Uygulamalar (Applications) Katmanı Android işletim sistemi mimarisinde en üst katmandır.
Android uygulamalarının paketlenmesinden sonra artık kullanıcılara ulaşabilmesi için uygulama mağazası olan Google Play Store’a gönderilmesi gerekmektedir.
Geliştirici Google hesabıyla Google Play Store’a kayıt olarak, hazırladığı uygulamasının apk dosyasını Google Play Developer Consol üzerinden yapabilmekte ve bu konsol sayesinde hazırladığı uygulaması üzerindeki istatistiksel kullanım ve indirme bilgilerini görebilmekte, uygulama güncellemelerini de yapabilmektedir.
iOS
Apple firmasının mobil platformları için geliştirdiği mobil işletim sistemi olan iOS’da uygulama geliştirirken kullanılan en temel programlama dili Objective-C’dir.
Kararlı sürüm olarak 2007 yılından beri kullanılan Objective-C, yerini, güçlü ve kullanımı nispeten kolay Swift diline bırakacak duruma gelmiştir.
Bu hızlı ve verimli olan dil, gerçek zamanlı geri bildirim sağlamakta ve mevcut olan Objective-C koduna sorunsuz bir şekilde entegre edilebilmektedir.

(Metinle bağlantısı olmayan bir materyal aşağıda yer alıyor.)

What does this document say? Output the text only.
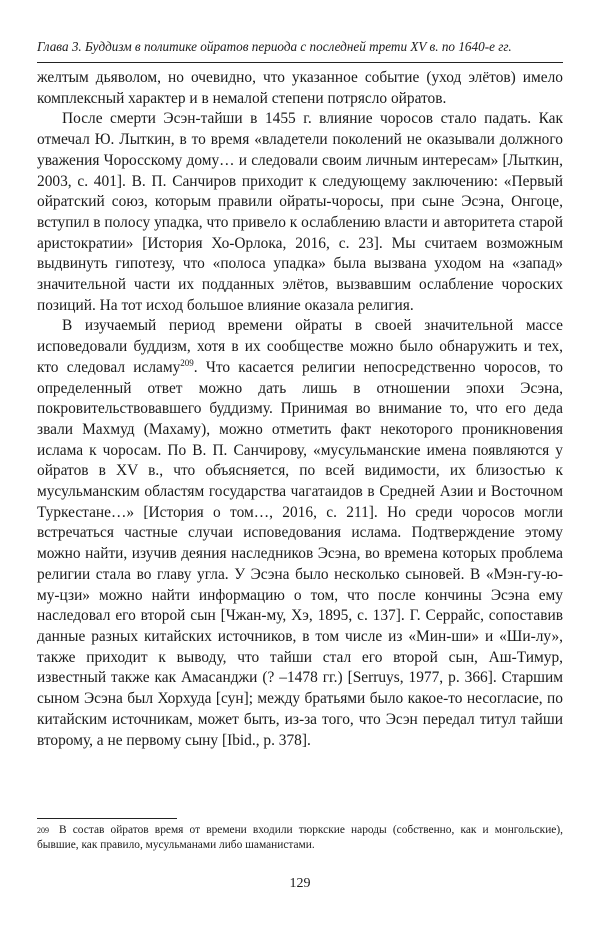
Глава 3. Буддизм в политике ойратов периода с последней трети XV в. по 1640-е гг.

желтым дьяволом, но очевидно, что указанное событие (уход элётов) имело комплексный характер и в немалой степени потрясло ойратов.

После смерти Эсэн-тайши в 1455 г. влияние чоросов стало падать. Как отмечал Ю. Лыткин, в то время «владетели поколений не оказывали должного уважения Чоросскому дому… и следовали своим личным интересам» [Лыткин, 2003, с. 401]. В. П. Санчиров приходит к следующему заключению: «Первый ойратский союз, которым правили ойраты-чоросы, при сыне Эсэна, Онгоце, вступил в полосу упадка, что привело к ослаблению власти и авторитета старой аристократии» [История Хо-Орлока, 2016, с. 23]. Мы считаем возможным выдвинуть гипотезу, что «полоса упадка» была вызвана уходом на «запад» значительной части их подданных элётов, вызвавшим ослабление чороских позиций. На тот исход большое влияние оказала религия.

В изучаемый период времени ойраты в своей значительной массе исповедовали буддизм, хотя в их сообществе можно было обнаружить и тех, кто следовал исламу$^{209}$. Что касается религии непосредственно чоросов, то определенный ответ можно дать лишь в отношении эпохи Эсэна, покровительствовавшего буддизму. Принимая во внимание то, что его деда звали Махмуд (Махаму), можно отметить факт некоторого проникновения ислама к чоросам. По В. П. Санчирову, «мусульманские имена появляются у ойратов в XV в., что объясняется, по всей видимости, их близостью к мусульманским областям государства чагатаидов в Средней Азии и Восточном Туркестане…» [История о том…, 2016, с. 211]. Но среди чоросов могли встречаться частные случаи исповедования ислама. Подтверждение этому можно найти, изучив деяния наследников Эсэна, во времена которых проблема религии стала во главу угла. У Эсэна было несколько сыновей. В «Мэн-гу-ю-му-цзи» можно найти информацию о том, что после кончины Эсэна ему наследовал его второй сын [Чжан-му, Хэ, 1895, с. 137]. Г. Серрайс, сопоставив данные разных китайских источников, в том числе из «Мин-ши» и «Ши-лу», также приходит к выводу, что тайши стал его второй сын, Аш-Тимур, известный также как Амасанджи (? –1478 гг.) [Serruys, 1977, p. 366]. Старшим сыном Эсэна был Хорхуда [сун]; между братьями было какое-то несогласие, по китайским источникам, может быть, из-за того, что Эсэн передал титул тайши второму, а не первому сыну [Ibid., p. 378].

209 В состав ойратов время от времени входили тюркские народы (собственно, как и монгольские), бывшие, как правило, мусульманами либо шаманистами.
129
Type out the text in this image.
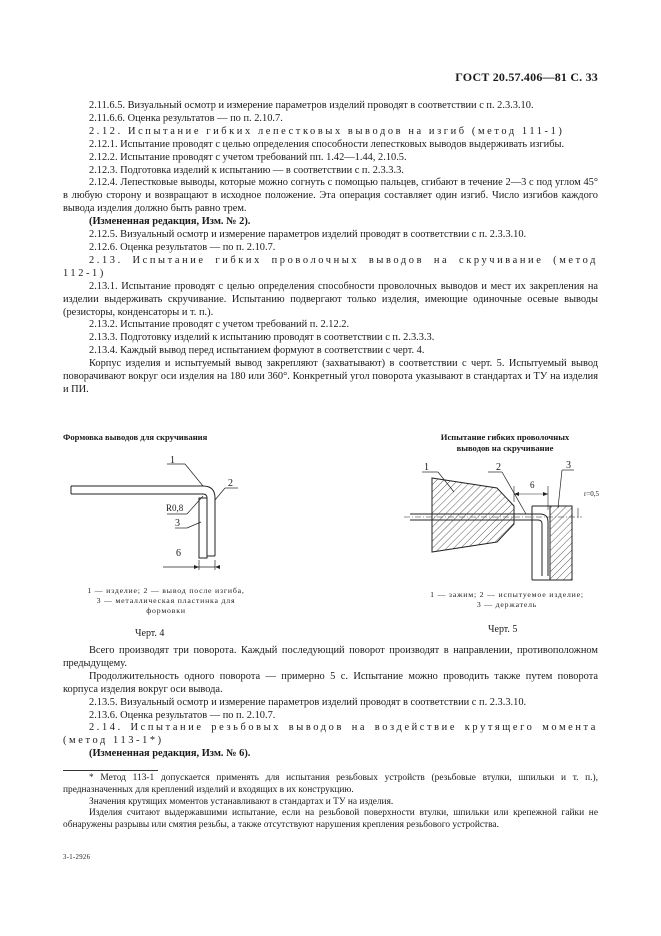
ГОСТ 20.57.406—81 С. 33

2.11.6.5. Визуальный осмотр и измерение параметров изделий проводят в соответствии с п. 2.3.3.10.

2.11.6.6. Оценка результатов — по п. 2.10.7.

2.12. Испытание гибких лепестковых выводов на изгиб (метод 111-1)

2.12.1. Испытание проводят с целью определения способности лепестковых выводов выдерживать изгибы.

2.12.2. Испытание проводят с учетом требований пп. 1.42—1.44, 2.10.5.

2.12.3. Подготовка изделий к испытанию — в соответствии с п. 2.3.3.3.

2.12.4. Лепестковые выводы, которые можно согнуть с помощью пальцев, сгибают в течение 2—3 с под углом 45° в любую сторону и возвращают в исходное положение. Эта операция составляет один изгиб. Число изгибов каждого вывода изделия должно быть равно трем.

(Измененная редакция, Изм. № 2).

2.12.5. Визуальный осмотр и измерение параметров изделий проводят в соответствии с п. 2.3.3.10.

2.12.6. Оценка результатов — по п. 2.10.7.

2.13. Испытание гибких проволочных выводов на скручивание (метод 112-1)

2.13.1. Испытание проводят с целью определения способности проволочных выводов и мест их закрепления на изделии выдерживать скручивание. Испытанию подвергают только изделия, имеющие одиночные осевые выводы (резисторы, конденсаторы и т. п.).

2.13.2. Испытание проводят с учетом требований п. 2.12.2.

2.13.3. Подготовку изделий к испытанию проводят в соответствии с п. 2.3.3.3.

2.13.4. Каждый вывод перед испытанием формуют в соответствии с черт. 4.

Корпус изделия и испытуемый вывод закрепляют (захватывают) в соответствии с черт. 5. Испытуемый вывод поворачивают вокруг оси изделия на 180 или 360°. Конкретный угол поворота указывают в стандартах и ТУ на изделия и ПИ.

Формовка выводов для скручивания
1
2
3
R0,8
6
1 — изделие; 2 — вывод после изгиба,
3 — металлическая пластинка для
формовки
Черт. 4
Испытание гибких проволочных
выводов на скручивание
1	2	3
6
r=0,5
1 — зажим; 2 — испытуемое изделие;
3 — держатель
Черт. 5

Всего производят три поворота. Каждый последующий поворот производят в направлении, противоположном предыдущему.

Продолжительность одного поворота — примерно 5 с. Испытание можно проводить также путем поворота корпуса изделия вокруг оси вывода.

2.13.5. Визуальный осмотр и измерение параметров изделий проводят в соответствии с п. 2.3.3.10.

2.13.6. Оценка результатов — по п. 2.10.7.

2.14. Испытание резьбовых выводов на воздействие крутящего момента (метод 113-1*)

(Измененная редакция, Изм. № 6).

* Метод 113-1 допускается применять для испытания резьбовых устройств (резьбовые втулки, шпильки и т. п.), предназначенных для креплений изделий и входящих в их конструкцию.

Значения крутящих моментов устанавливают в стандартах и ТУ на изделия.

Изделия считают выдержавшими испытание, если на резьбовой поверхности втулки, шпильки или крепежной гайки не обнаружены разрывы или смятия резьбы, а также отсутствуют нарушения крепления резьбового устройства.

3-1-2926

Android’ de olduğu gibi beş katmandan oluşan iOS sistem mimarisi katmanlarını, Çekirdek İşletim Sistemi, Çekirdek Servisler, Medya, Cocoa Touch ve Uygulamalar katmanları olarak sıralamak mümkündür:
Çekirdek İşletim Sistemi (Core OS) Katmanı: İşletim sisteminin temelini oluşturan, donanıma en yakın katman olup alt seviye arayüzler, güvenlik çatıları, güç yönetimi, dosya sistemi ve diğer donanıma yakın programlama gereken birimlerin olduğu katman olarak bilinmektedir.
Çekirdek Servisler (Core Services) Katmanı: Uygulamalar için gerekli olan temel sistem servislerinin sunulduğu bölümdür.
Medya Katmanı: Cihazda ses, görüntü ve video işlemleri ile ilgili kütüphanelerin bulunduğu katmandır.
Cocoa Touch Katmanı: Bu katman, kullanıcıyla iletişime olanak veren görsel arabirimleri sağlayan sınıfların yer aldığı kısım olarak bilinmektedir.
Uygulamalar (Applications) Katmanı: Temel cihaz uygulamalarının işletim sistemi içerisinde gömülü olarak geldiği en üst katmandır.
Apple, uygulama geliştirme ortamı olarak sadece Mac OS X işletim sisteminde çalışan Xcode’u kullanmaktadır.
iOS Simülatörü, yazılan uygulamanın hangi cihaz üzerinde nasıl çalışacağını ve uygulama deneyimini test etmek adına, Xcode içerisinden rahatlıkla çalıştırılabilmektedir.
iOS simülatörünün hızlı olmasının sebebi çekirdek mimari olarak Mac OS X ile iOS işletim sistemlerinin aynı temeller üzerine kurulmuş olmasıdır.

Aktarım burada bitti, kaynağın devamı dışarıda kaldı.